Patience combined with quality always works better.

How Long Indexing Takes on Blogger

Typical timelines:

  • New blogs: one to four weeks
  • Established blogs: a few days to one week

If a page remains unindexed after a month, revisit content quality and internal linking.

Does This Issue Affect AdSense Approval?

Not directly.

AdSense reviewers focus on:

  • Original content
  • User value
  • Site structure
  • Policy compliance

However, many unindexed pages may signal low overall quality.

Fixing indexing issues is part of building a healthy, sustainable blog, the same foundation required when learning how to start and grow a blog correctly..

When to Delete or Merge a Post

Consider removing or merging a post if it:

  • Has very low word count
  • Adds no new value
  • Overlaps heavily with another article

A smaller number of strong pages is better than many weak ones.

Final Thoughts

“Crawled but not indexed” is not a punishment. It is simply feedback.

Google has found your page, but it is waiting for clearer signals that the content is useful, complete, and worth showing to searchers. On Blogger, those signals usually come from well written content, strong internal links, clear structure, and a site that feels trustworthy and well maintained.

The solution is rarely technical shortcuts. It is about strengthening the basics. Improve the depth of your content. Connect related posts naturally. Keep your site clean and easy to navigate.

Write with real readers in mind. Organize your ideas so they are easy to follow. Give your pages time to grow.

When you do these things consistently, indexing follows naturally

 

Frequently Asked Questions

What does “crawled but not indexed” mean in Search Console?

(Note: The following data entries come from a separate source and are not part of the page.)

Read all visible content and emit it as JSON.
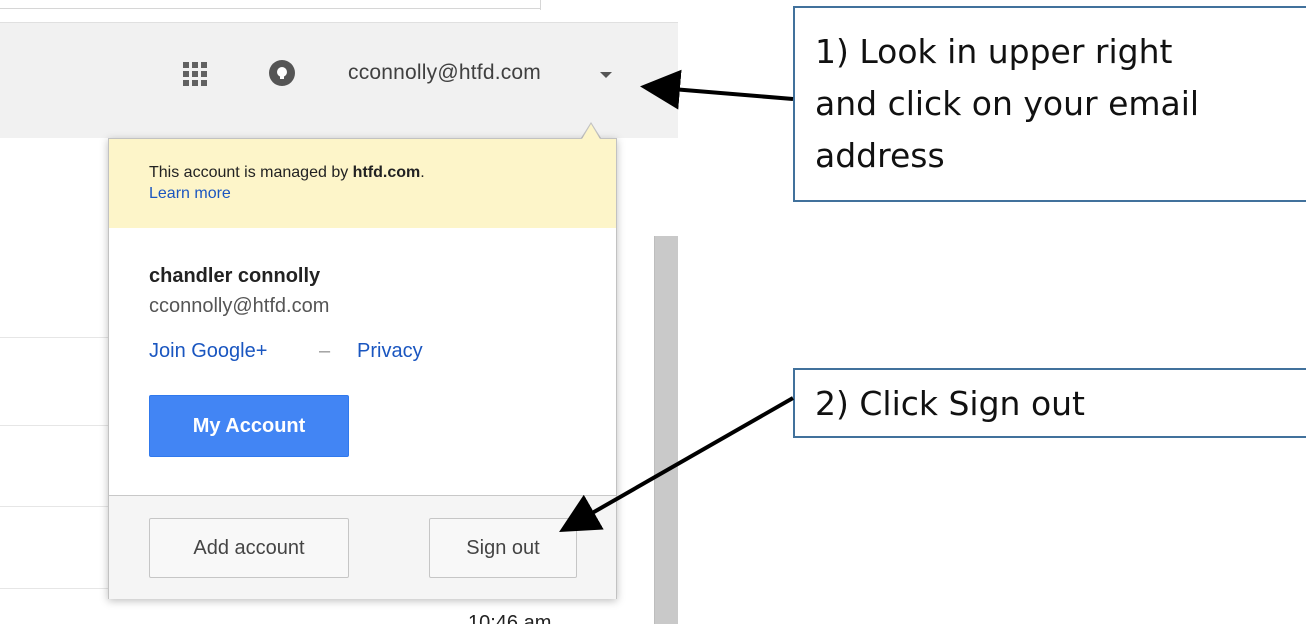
{
  "header": {
    "account_email": "cconnolly@htfd.com"
  },
  "popup": {
    "managed_prefix": "This account is managed by ",
    "managed_domain": "htfd.com",
    "managed_suffix": ".",
    "learn_more": "Learn more",
    "user_name": "chandler connolly",
    "user_email": "cconnolly@htfd.com",
    "join_google_plus": "Join Google+",
    "separator": "–",
    "privacy": "Privacy",
    "my_account_button": "My Account",
    "add_account_button": "Add account",
    "sign_out_button": "Sign out"
  },
  "background": {
    "time": "10:46 am"
  },
  "callouts": {
    "step1_line1": "1) Look in upper right",
    "step1_line2": "and click on your email",
    "step1_line3": "address",
    "step2": "2) Click Sign out"
  },
  "icons": {
    "apps": "apps-grid-icon",
    "notifications": "notifications-bell-icon",
    "dropdown": "chevron-down-icon"
  },
  "colors": {
    "primary_button": "#4285f4",
    "link": "#1a56c0",
    "managed_banner": "#fdf5c9",
    "callout_border": "#41719c"
  }
}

It means Googlebot visited your page and read it, but Google has not added it to the index yet. The page may still be evaluated for quality, uniqueness, and usefulness.

How long does it take for Blogger posts to get indexed?

For new Blogger sites it can take days to weeks. Established sites often see indexing within a few days, but timing varies depending on quality signals and crawl frequency.

Can wrong robots settings cause this problem?

Yes. If Posts and Pages have a noindex setting in Blogger robots header tags, Google may crawl the URL but never index it. Posts and pages should typically be set to allow indexing.

Will internal links help a crawled but not indexed post?

Yes. Linking to the page from other relevant, indexed posts helps Google understand the page’s importance and context, which often improves indexing priority.

Should I keep using “Request indexing” repeatedly?

No. Request indexing after you improve the page. Repeating requests too often does not speed up indexing and can be unproductive. Focus on quality, linking, and site health.